Na Universidade Federal do Paraná (UFPR), o Centro de Computação Científica e Software Livre (C3SL) possui um dos maiores espelhos de softwares livres do Brasil. Com mais de 20 anos de experiência, o C3SL oferece acesso à tecnologia de ponta, comparável aos melhores centros internacionais. O software livre pode fornecer servidores web, sistemas operacionais, editores de texto e gerenciadores de redes abertos e gratuitos.

Desafios e Necessidades

Ainda existem barreiras para a adoção do software livre, como a resistência à mudança nas práticas institucionais. É fundamental oferecer treinamentos e desestigmatizar o uso de softwares alternativos às big techs. Isso requer vontade política e valorização da universidade pública como agente transformador.

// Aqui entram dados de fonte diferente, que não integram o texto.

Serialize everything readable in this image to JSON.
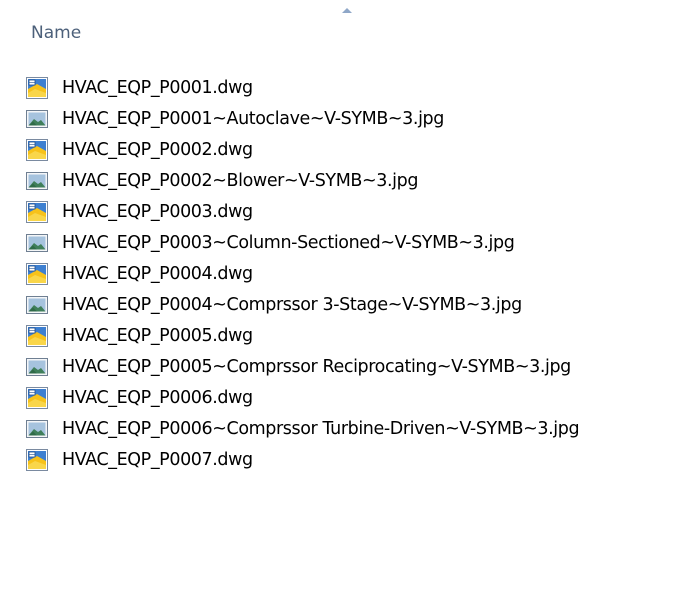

As universidades brasileiras precisam ter uma voz ativa na sociedade. Elas devem se reinventar continuamente e repassar o conhecimento acumulado para a sociedade. Quando uma universidade americana se pronuncia sobre um assunto estratégico, isso causa um impacto imediato. No Brasil, as universidades são tímidas para opinar.

Conclusão

Para garantir a soberania nacional e a segurança dos dados dos cidadãos, precisamos adotar o software livre e valorizar nossas universidades públicas. A UFPR, através do C3SL, está na vanguarda desse movimento. Com a formação adequada e a tecnologia certa, podemos garantir um futuro mais seguro e inovador para todos.

*Professor do Departamento de Informática e pesquisador do Centro de Computação Científica e Software Livre (C3SL) da Universidade Federal do Paraná (UFPR).